唇をぎゅっと結び、背中を少し硬くさせる。
嫉妬と苛立ちが、理性よりも先に顔に出てしまう瞬間だった。
「……エル、余計なことを言うな」
声には思わず怒気が混ざる。
エルはわざとらしく肩をすくめて、からかうように目を細めた。
「だって、事実ですもの。無理に否定する必要はありませんよ、主君」
ルベルはその言葉にさらに苛立ちを覚え、机を軽く拳で叩いた。
その音が、静かな執務室に響き渡る。
「……くっ……俺の目の前で、何をそんなにニヤニヤしている」
しかしその視線の奥底には、怒りだけでなく、心のどこかでルミエルのことを思う柔らかさも隠されている。
嫉妬と優しさ――混ざり合った感情が、静かに胸の中で波打った。
エルの言葉に火がついたかのように、ルベルは執務室で立て続けに書類を片付けていった。
怒涛の勢いで仕事を終わらせるその手は、まるで誰かに見られているかのように止まることを知らない。
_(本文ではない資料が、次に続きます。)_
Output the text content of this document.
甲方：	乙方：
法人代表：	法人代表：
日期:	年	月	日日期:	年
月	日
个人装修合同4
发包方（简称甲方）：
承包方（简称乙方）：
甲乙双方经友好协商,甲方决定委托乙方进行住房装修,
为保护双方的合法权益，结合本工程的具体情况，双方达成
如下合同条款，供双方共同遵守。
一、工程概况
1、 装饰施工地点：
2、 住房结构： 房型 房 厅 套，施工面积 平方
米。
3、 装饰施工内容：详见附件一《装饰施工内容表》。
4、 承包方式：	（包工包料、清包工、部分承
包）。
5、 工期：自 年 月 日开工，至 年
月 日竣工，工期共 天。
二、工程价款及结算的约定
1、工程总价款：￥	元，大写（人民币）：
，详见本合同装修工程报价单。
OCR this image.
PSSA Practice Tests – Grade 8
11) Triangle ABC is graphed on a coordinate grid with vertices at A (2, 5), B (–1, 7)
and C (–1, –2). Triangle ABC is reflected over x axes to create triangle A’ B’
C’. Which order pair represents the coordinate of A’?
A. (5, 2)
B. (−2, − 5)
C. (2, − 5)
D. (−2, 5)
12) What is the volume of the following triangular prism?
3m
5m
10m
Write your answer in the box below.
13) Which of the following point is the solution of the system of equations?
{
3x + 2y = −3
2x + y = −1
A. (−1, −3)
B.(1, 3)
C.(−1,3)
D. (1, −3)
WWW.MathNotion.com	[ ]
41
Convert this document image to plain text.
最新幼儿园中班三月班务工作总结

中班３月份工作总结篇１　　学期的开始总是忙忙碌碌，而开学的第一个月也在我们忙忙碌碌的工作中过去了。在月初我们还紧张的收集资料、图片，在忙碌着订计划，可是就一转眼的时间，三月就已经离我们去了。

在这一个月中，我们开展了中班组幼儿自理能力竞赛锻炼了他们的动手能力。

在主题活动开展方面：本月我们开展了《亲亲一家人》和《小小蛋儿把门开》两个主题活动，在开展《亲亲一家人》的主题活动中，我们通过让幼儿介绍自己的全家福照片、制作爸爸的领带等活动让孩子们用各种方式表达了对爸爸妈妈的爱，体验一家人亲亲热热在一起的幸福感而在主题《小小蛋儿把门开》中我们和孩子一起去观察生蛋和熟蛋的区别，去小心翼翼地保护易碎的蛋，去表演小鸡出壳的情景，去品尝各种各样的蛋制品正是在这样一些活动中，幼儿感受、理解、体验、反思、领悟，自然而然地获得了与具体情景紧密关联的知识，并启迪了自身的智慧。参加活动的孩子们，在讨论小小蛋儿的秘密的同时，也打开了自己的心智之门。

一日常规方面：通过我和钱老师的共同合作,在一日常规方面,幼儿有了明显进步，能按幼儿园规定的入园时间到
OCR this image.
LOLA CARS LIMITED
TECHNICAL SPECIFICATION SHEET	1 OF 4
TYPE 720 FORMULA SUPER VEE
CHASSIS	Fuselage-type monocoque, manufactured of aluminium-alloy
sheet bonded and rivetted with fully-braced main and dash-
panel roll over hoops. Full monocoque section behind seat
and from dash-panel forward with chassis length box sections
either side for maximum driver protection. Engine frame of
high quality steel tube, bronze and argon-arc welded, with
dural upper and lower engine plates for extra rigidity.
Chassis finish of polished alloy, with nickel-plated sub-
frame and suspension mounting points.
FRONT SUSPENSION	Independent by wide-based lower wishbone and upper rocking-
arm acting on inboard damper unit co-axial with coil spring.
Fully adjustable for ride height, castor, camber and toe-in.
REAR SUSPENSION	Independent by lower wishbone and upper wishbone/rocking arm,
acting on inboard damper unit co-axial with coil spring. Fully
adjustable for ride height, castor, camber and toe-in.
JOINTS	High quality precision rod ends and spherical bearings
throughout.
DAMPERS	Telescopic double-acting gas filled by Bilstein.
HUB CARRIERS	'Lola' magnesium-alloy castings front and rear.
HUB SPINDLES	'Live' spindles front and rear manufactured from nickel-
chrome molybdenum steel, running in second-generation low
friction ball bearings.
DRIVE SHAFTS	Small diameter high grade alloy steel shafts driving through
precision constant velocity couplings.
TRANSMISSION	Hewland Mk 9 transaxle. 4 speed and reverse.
その様子を見守るエルは、端正な顔に柔らかな笑みを浮かべていた。
「ふふ……主君、本当に必死ですね」
小さく呟くその声に、微かに誇らしさも混ざっているようだった。
ルベルがふと顔を上げ、窓の外を見やる。
「ルミエルが晩ご飯を食べるのは何時だろうか」
「6時ですかね。まだまだ、食べる量は普通の子供ほどではないとのことなので、食べ終わるのも早いかと」
エルが穏やかに答える。
ルベルは机上の時計に目を落とす。
あと二時間――短い時間だ。
それでも、残りの仕事をどうにか終わらせようと、必死に手を動かす。
指先に力が入り、ペンが紙を滑る音が静かな室内に響いた。
エルはその姿を静かに見つめ、優しく微笑む。
「ルミエル様のために、こんなにも真剣になれるのですね……」
夕陽が執務室の窓を赤く染め、机の上の書類も黄金色に輝いた。
ルベルの背中は硬く、しかしどこか生き生きとして見える。
外にはもう、ルミエルが歩き回った庭の光景が、柔らかく残っているかのようだった。
その光景を胸に、ルベルはさらに手を動かす。
――あと二時間。
全てを終わらせて、ルミエルが笑顔で晩ご飯を迎えられるように。
静かな執務室に、夕暮れの光と、少しだけ甘い気持ちが満ちていった。